A vitamin D shortage is more likely to show up in people with Parkinson’s disease than in healthy people or those with Alzheimer’s disease, scientists report in the October Archives of Neurology. The study is the most recent contribution to a torrent of findings linking vitamin D deficiency with health risks.
It’s well documented that such a deficiency can cause osteoporosis. Studies in recent years have also implicated a shortage of vitamin D in heart disease, stroke, multiple sclerosis, cancer and even respiratory problems.
In the new study, researchers measured vitamin D levels in blood samples obtained between 1992 and 2007 from 100 randomly selected Parkinson’s patients. The scientists also analyzed blood samples from 97 Alzheimer’s patients and 99 healthy people from that same time frame.
The team sampled Alzheimer’s patients to assess vitamin D deficiency in another neurodegenerative disorder other than Parkinson’s disease. The groups were similar in race, geographical residence (in the southeastern United States) and age (mid-60s on average).
People with less than 30 nanograms of vitamin D per milliliter of blood were deemed deficient. The analysis showed that 55 percent of the Parkinson’s patients fell into this category, compared with 41 percent of the Alzheimer’s patients and 36 percent of the healthy control group.
People make vitamin D when exposed to sunshine. The differences in the participants’ blood levels could be because Parkinson’s patients get outdoors less often than others, says study coauthor Marian Evatt, a neurologist at EmoryUniversity in Atlanta. Further studies will clarify that question, she says.
But previous research has hinted that a shortage of vitamin D could affect brain areas associated with Parkinson’s disease, the study’s authors note. Parkinson’s disease results when a person loses neurons that make dopamine in a part of the brain called the substantia nigra. Dopamine is a neurotransmitter that orchestrates motor activity and other processes. Lack of dopamine is a central trait of Parkinson’s.
Vitamin D exerts its effects throughout the body by attaching to vitamin D receptors on cells. Neurons in the substantia nigra display vitamin D receptors in abundance, Evatt says. “If you’ve got tissues or cells with high concentrations of … vitamin D receptors, that indicates there’s a local function that vitamin D is providing in that area,” she says.

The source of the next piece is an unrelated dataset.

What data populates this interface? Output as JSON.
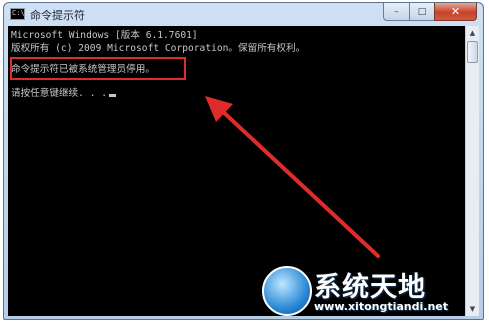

When it binds to a receptor protein on a cell, vitamin D activates or turns off as many as 800 genes, depending on the challenge the cell is facing, says endocrinologist Robert Heaney of CreightonUniversity in Omaha, Neb. These challenges range from fending off bacteria to rebuilding tissues.
“This helps to explain why we’re finding vitamin D having effects in such diverse tissues,” he says. It’s not clear what the vitamin’s precise role in the substantia nigra is, he says. “But if vitamin D is part of a cell’s ability to respond to a signal, that response will be blunted in the absence of vitamin D,” he reasons.
Meanwhile, in a separate study, the researchers are checking vitamin D levels at the very first signs of Parkinson’s disease, says study coauthor Vin Tangpricha, an endocrinologist at Emory.
Evatt ML et al. Prevalence of Vitamin D Insufficiency in Patients With Parkinson Disease and Alzheimer Disease. 2008. Archives of Neurology, October, Vol. 65. p. 1348-1352.
Holick MF. Vitamin D deficiency. 2007. New England Journal of Medicine, Vol. 357, p. 266-281.
Sato Y, et al. High prevalence of vitamin D deficiency and reduced bone mass in Parkinson’s disease. 1997. Neurology, Vol. 49, p. 1273-1278.